Nikita Mazepin udowodniał w Formule 2, że jest piekielnie szybki. W Formule 1 póki co pokazał, że potrafi błyskawicznie odpaść z rywalizacji.
Ależ to było dobre Grand Prix Bahrajnu. No chyba, że dla debiutującego Nikity Mazepina. Nowy kierowca Haasa obrócił się i zakończył swój wyścig na bandzie już na trzecim zakręcie, co jest świetnym podsumowaniem jego dotychczasowej kariery w Formule 1. Dla przypomnienia, kontrowersyjny Rosjanin zdążył obrócić się dwukrotnie w kwalifikacjach oraz złamać niepisaną dżentelmeńską umowę o niewyprzedzaniu się pod koniec okrążenia wyjazdowego. Nikita Mazepin udowadnia, że opinie o nim jako kierowcy nierozważnym, a wręcz lekko narwanym można do tej pory uznać za słuszne. Pamiętajmy jednak, że wciąż mamy do czynienia z debiutantem, a do tego sam zainteresowany wykazał się samokrytycznością w wywiadach, więc może nie wszystko stracone.

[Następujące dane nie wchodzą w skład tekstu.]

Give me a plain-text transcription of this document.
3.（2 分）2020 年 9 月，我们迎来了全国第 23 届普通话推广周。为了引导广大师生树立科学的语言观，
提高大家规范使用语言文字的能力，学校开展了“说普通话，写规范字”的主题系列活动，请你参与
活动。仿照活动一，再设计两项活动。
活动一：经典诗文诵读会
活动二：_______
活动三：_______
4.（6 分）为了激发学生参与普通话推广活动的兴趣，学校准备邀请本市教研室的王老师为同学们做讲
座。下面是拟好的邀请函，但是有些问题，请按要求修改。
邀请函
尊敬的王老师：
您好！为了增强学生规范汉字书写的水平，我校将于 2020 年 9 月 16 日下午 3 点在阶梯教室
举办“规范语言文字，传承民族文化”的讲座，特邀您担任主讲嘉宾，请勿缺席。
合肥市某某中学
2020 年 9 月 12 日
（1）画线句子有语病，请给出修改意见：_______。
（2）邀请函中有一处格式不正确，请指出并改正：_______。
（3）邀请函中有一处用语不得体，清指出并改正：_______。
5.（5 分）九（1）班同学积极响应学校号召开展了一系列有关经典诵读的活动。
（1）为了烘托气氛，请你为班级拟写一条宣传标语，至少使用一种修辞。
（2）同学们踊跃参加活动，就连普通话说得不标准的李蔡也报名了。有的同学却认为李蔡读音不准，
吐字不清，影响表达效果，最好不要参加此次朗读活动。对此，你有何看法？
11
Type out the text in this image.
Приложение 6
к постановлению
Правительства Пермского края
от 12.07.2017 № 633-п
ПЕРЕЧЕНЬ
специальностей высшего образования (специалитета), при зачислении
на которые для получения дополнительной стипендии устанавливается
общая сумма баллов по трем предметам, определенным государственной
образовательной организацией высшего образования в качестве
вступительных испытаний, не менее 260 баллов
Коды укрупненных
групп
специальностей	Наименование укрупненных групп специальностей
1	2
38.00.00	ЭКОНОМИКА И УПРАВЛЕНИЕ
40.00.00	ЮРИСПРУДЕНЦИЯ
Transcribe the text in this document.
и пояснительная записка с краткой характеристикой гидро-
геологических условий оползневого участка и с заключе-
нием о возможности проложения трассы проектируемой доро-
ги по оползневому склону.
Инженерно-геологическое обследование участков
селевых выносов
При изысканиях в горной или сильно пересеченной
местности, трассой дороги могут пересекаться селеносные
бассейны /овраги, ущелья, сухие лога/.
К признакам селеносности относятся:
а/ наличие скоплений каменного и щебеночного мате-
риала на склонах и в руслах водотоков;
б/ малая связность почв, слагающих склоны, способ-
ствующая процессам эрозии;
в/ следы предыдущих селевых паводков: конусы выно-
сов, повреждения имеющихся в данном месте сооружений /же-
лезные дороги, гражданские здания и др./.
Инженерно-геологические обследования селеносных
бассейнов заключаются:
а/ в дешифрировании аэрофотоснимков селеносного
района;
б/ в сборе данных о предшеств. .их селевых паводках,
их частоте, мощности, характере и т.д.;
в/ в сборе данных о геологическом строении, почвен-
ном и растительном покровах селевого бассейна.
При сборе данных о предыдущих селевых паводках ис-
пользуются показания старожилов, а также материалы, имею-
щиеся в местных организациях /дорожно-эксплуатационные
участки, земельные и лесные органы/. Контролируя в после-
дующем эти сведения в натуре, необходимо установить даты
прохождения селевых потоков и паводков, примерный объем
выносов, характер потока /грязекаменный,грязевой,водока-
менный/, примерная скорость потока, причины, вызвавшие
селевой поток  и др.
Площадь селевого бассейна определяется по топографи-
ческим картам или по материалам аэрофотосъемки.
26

Moje opony były zimne, najechałem na krawężnik i użyłem zbyt dużo gazu, więc się obróciłem. W pełni mój błąd. Bardzo przepraszam zespół, bo zasługują na więcej niż coś takiego. Jestem bardzo zły na siebie. Mick był blisko, więc skupiłem się w pełni na tym, by nie doprowadzić do kontaktu i zjechałem na krawężnik, gdzie dodałem zbyt dużo gazu i straciłem kontrolę. Nie było żadnych szans na odzyskanie panowania nad autem.
Nikita Mazepin
Przed Rosjaninem długi okres na przemyślenia, bo Formuła 1 po raz kolejny wystartuje dopiero w weekend 16-18 kwietnia na legendarnym torze Imola, gdzie odbędzie się drugie w tym sezonie Grand Prix. Jedno jest pewne, Mazepin z Bahrajnu wyjedzie bogatszy o bolesne, lecz cenne doświadczenie.
Cóż, przed sezonem jeździłem tylko półtora dnia. Zawsze wchodząc w swój pierwszy weekend uczysz się mnóstwo rzeczy, więc da się wyciągnąć pozytywy z tej sytuacji. Brzmi to nieco dziwnie, ale cały weekend był ogromną nauką. Można się z tego sporo nauczyć, ale był to jeden z najgorszych dni w karierze.